Third, early Friends realized that their movement required institutional structure to provide material assistance and spiritual support for those being persecuted and to nurture and discipline the individual and group life of its adherents. The system of monthly, quarterly and yearly meetings was initiated at Fox’s urging to unify practice among Quakers. If Friends were to take a particular position on oaths or on the slave trade, for example, the ultimate policy was done at the yearly meeting level and thereafter it was the position of all Quakers within the yearly meeting. This system, involving both hierarchical and collective aspects, has given stability and continuity to our Religious Society. Separate men’s and women’s meetings for business were established. While the primary purpose of the women’s meetings was to care for the poor and interview couples before marriage (along with the men’s meetings), in the process women developed and exercised administrative and decision-making skills in public forums.
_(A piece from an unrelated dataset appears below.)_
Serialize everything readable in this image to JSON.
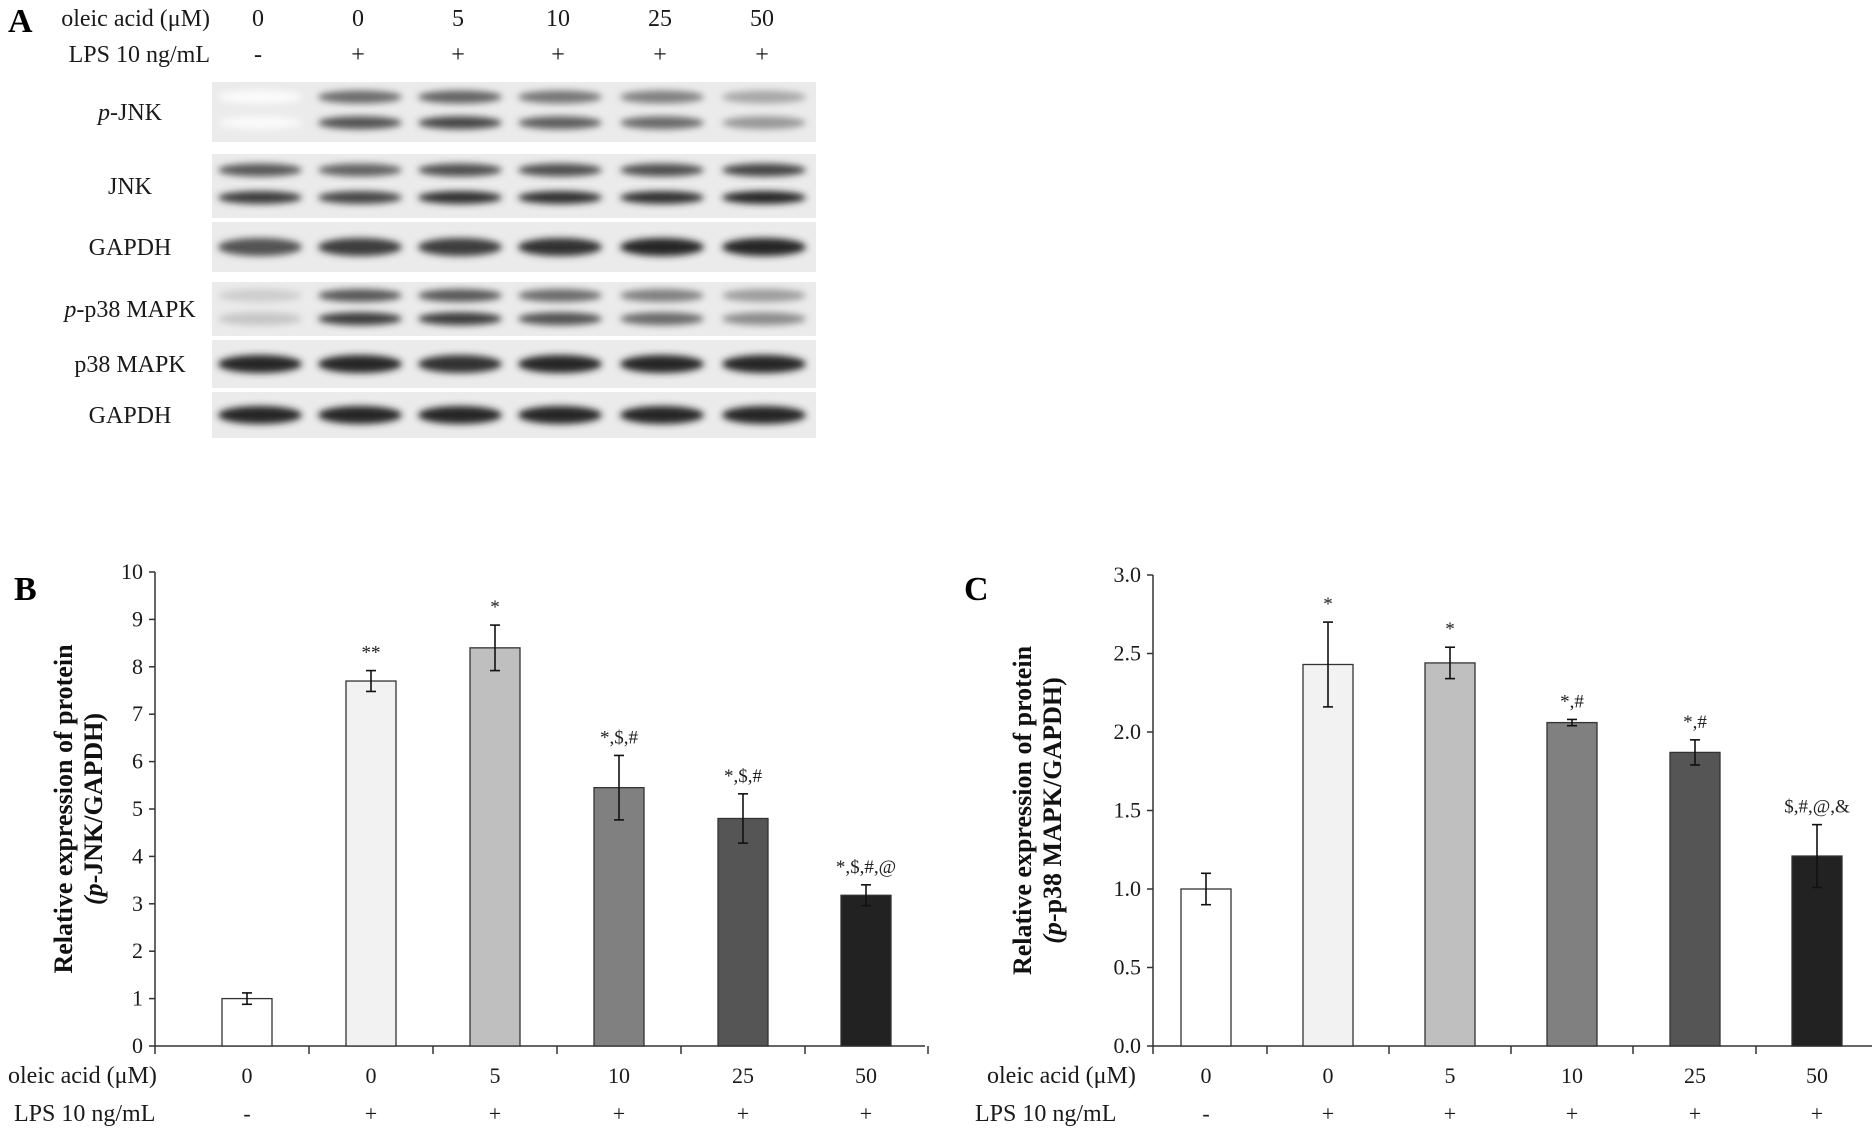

In English common law, and in general practice, women were not granted any voice other than that of their husband.
Prior to 1660, Friends were not only engaged in sharing their “good news” with others in England, Scotland and Ireland; they also successfully spread their faith by creating meetings on the continent of Europe, and in North America and the West Indies.
Friends first came to America as early as 1656, and arrived at two different points along the Atlantic seaboard at virtually the same time. In Massachusetts, the Quaker missionaries were imprisoned, tortured and expelled. Four of them were put to death between 1659 and 1661, including Mary Dyer from Rhode Island, whose statue is near the entrance to Friends Center at 1501 Cherry Street in Philadelphia. In the more tolerant Rhode Island, however, they (along with Baptists and other dissidents) were not only permitted to proselytize but also to settle and govern for a time. Elizabeth Harris came to what is now Maryland in 1656-57, resulting in the formation of a number of active meetings near Annapolis and on the Eastern Shore of Maryland. George Fox visited this area twice.
Further north, Quakers settled in 1675 near the present city of Burlington, New Jersey. In 1681, William Penn (1644-1718) arrived in the land west of the Delaware River, which Charles II had granted to Penn in payment for a sizable debt to the estate of Penn’s father and which the King named “Pennsylvania” in honor of Admiral Penn. William Penn intended Pennsylvania to be a “holy experiment”—an enlightened proprietorship based on New Testament principles and liberty of conscience where people did the will of God. Though Penn’s political practice was not always consistent with his theory, the underlying principles of this Friend’s utopian vision are as pertinent as ever: participatory decision making, religious liberty, justice as fair dealing with one’s neighbors, opposition to war and the abolition of oaths.